I want to add my own voice to Greg’s “The Holy Relationship: The Source of Your Salvation” article because I believe it brings up an important issue for us as students of A Course in Miracles. Holy relationships is a central topic in the Course, yet one that I believe has largely dropped off the map. So far as I can see, it is talked about even less today than it used to be many years ago.
As Greg says, the topic is granted enormous importance in the Course itself. Much more space is given to it than to the subject of special relationships (which is far more talked about among Course students). Not only are six chapters of the Text devoted to it, but it also shows up in the Manual and in the two supplements, Psychotherapy and The Song of Prayer.
In these places, the Course invests the greatest important in the holy relationship. In addition to calling it “the source of your salvation” (T-20.VIII.6:9) and the one “requirement salvation asks of everyone” (P-2.II.8:3), as Greg points out, it also calls it “a phenomenal teaching accomplishment” (T-17.V.2:3) and “the home prepared for [God and Christ] as earth is turned to Heaven” (T-22.I.11:9).
Furthermore, as Greg also mentions, the story of the Course is really the story of a holy relationship. As we all know, Helen Schucman and Bill Thetford joined in a common purpose, and this invited a spiritual presence into their relationship, which then took them on a journey. This journey involved the two of them collaborating on a function which would bless the world. That is Helen and Bill’s story as told by those who knew them, but it is also the story of the holy relationship as told by the Course. The implication is worth noting: The Course itself was born out of a holy relationship. We only have this priceless document because of a holy relationship.

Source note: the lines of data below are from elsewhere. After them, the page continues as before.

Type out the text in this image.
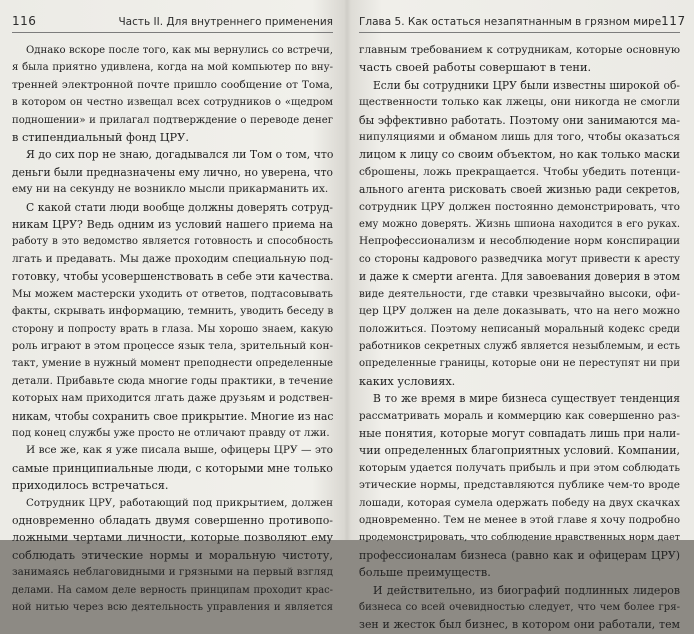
116	Часть II. Для внутреннего применения
Однако вскоре после того, как мы вернулись со встречи,
я была приятно удивлена, когда на мой компьютер по вну-
тренней электронной почте пришло сообщение от Тома,
в котором он честно извещал всех сотрудников о «щедром
подношении» и прилагал подтверждение о переводе денег
в стипендиальный фонд ЦРУ.
Я до сих пор не знаю, догадывался ли Том о том, что
деньги были предназначены ему лично, но уверена, что
ему ни на секунду не возникло мысли прикарманить их.
С какой стати люди вообще должны доверять сотруд-
никам ЦРУ? Ведь одним из условий нашего приема на
работу в это ведомство является готовность и способность
лгать и предавать. Мы даже проходим специальную под-
готовку, чтобы усовершенствовать в себе эти качества.
Мы можем мастерски уходить от ответов, подтасовывать
факты, скрывать информацию, темнить, уводить беседу в
сторону и попросту врать в глаза. Мы хорошо знаем, какую
роль играют в этом процессе язык тела, зрительный кон-
такт, умение в нужный момент преподнести определенные
детали. Прибавьте сюда многие годы практики, в течение
которых нам приходится лгать даже друзьям и родствен-
никам, чтобы сохранить свое прикрытие. Многие из нас
под конец службы уже просто не отличают правду от лжи.
И все же, как я уже писала выше, офицеры ЦРУ — это
самые принципиальные люди, с которыми мне только
приходилось встречаться.
Сотрудник ЦРУ, работающий под прикрытием, должен
одновременно обладать двумя совершенно противопо-
ложными чертами личности, которые позволяют ему
соблюдать этические нормы и моральную чистоту,
занимаясь неблаговидными и грязными на первый взгляд
делами. На самом деле верность принципам проходит крас-
ной нитью через всю деятельность управления и является
Глава 5. Как остаться незапятнанным в грязном мире 117
главным требованием к сотрудникам, которые основную
часть своей работы совершают в тени.
Если бы сотрудники ЦРУ были известны широкой об-
щественности только как лжецы, они никогда не смогли
бы эффективно работать. Поэтому они занимаются ма-
нипуляциями и обманом лишь для того, чтобы оказаться
лицом к лицу со своим объектом, но как только маски
сброшены, ложь прекращается. Чтобы убедить потенци-
ального агента рисковать своей жизнью ради секретов,
сотрудник ЦРУ должен постоянно демонстрировать, что
ему можно доверять. Жизнь шпиона находится в его руках.
Непрофессионализм и несоблюдение норм конспирации
со стороны кадрового разведчика могут привести к аресту
и даже к смерти агента. Для завоевания доверия в этом
виде деятельности, где ставки чрезвычайно высоки, офи-
цер ЦРУ должен на деле доказывать, что на него можно
положиться. Поэтому неписаный моральный кодекс среди
работников секретных служб является незыблемым, и есть
определенные границы, которые они не переступят ни при
каких условиях.
В то же время в мире бизнеса существует тенденция
рассматривать мораль и коммерцию как совершенно раз-
ные понятия, которые могут совпадать лишь при нали-
чии определенных благоприятных условий. Компании,
которым удается получать прибыль и при этом соблюдать
этические нормы, представляются публике чем-то вроде
лошади, которая сумела одержать победу на двух скачках
одновременно. Тем не менее в этой главе я хочу подробно
продемонстрировать, что соблюдение нравственных норм дает
профессионалам бизнеса (равно как и офицерам ЦРУ)
больше преимуществ.
И действительно, из биографий подлинных лидеров
бизнеса со всей очевидностью следует, что чем более гря-
зен и жесток был бизнес, в котором они работали, тем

Yet, in contrast, we Course students don’t seem to talk much about the holy relationship, at least as far as I can tell. When we do, we often redefine it as something that exists in my mind alone. Or we water it down to the point where it becomes true of a wide range of relationships, as if what’s important is being able to claim its title, rather than undergo its transformation. About ten years ago, I heard from a Course author who was polling a number of Course teachers on the question, Does the holy relationship take two or one? After he was done, he told me that Allen Watson and I were the only teachers he had polled who believed it took two. He concluded it must take only one. As a result of this gap between commonly held views and what I see in the Course, I confess that I have more or less fallen silent on the topic. It has stirred up such turbulence when I have talked about it that it doesn’t seem to be a very useful thing to bring it up. And so I have chosen to focus on other, more productive topics.
In the Course itself, however, as Greg says, the concept is abundantly clear: Two people join in a common goal, one that transcends separate interests. This joining invites holiness to enter their relationship at a deep level. From there it seeks to rise to the surface and become the relationship’s dominant theme. It becomes an invisible driving force, as it takes them on a journey to the realization of itself. Along the way, they are given a joint special function, in which the holiness planted in their relationship actively reaches out through them to bless others. In the end, the two of them are profoundly changed by the relationship. It takes them to places within themselves that would be virtually impossible to reach otherwise. Actual union with another person teaches them the unreality of separateness in a way that nothing else could. The holy relationship indeed turns out to be the source of their salvation.
And this really happens. The early stages of it happened in the lives of Helen and Bill. I’ve seen these same early stages happen in my own life in several relationships, as well as in the lives of people I know. There really is this phenomenon whereby two people join in an ego-transcending purpose, after which a third presence noticeably enters their relationship and takes them on a new journey, to places they never expected—initially into chaos and confusion, but ultimately toward the embodiment of pure goodness. This is not some abstract, wishy-washy thing. It happens, and when it happens, it changes everything.
My hope, then, is that as Course students we can face this topic more fully. It’s so vitally important in the Course’s pages. It holds out such promise for us. Shall we not investigate it openly, take what steps toward it that we can, and see what happens?
[Please note: ACIM passages quoted in this article reference the Foundation for Inner Peace (FIP) Edition.]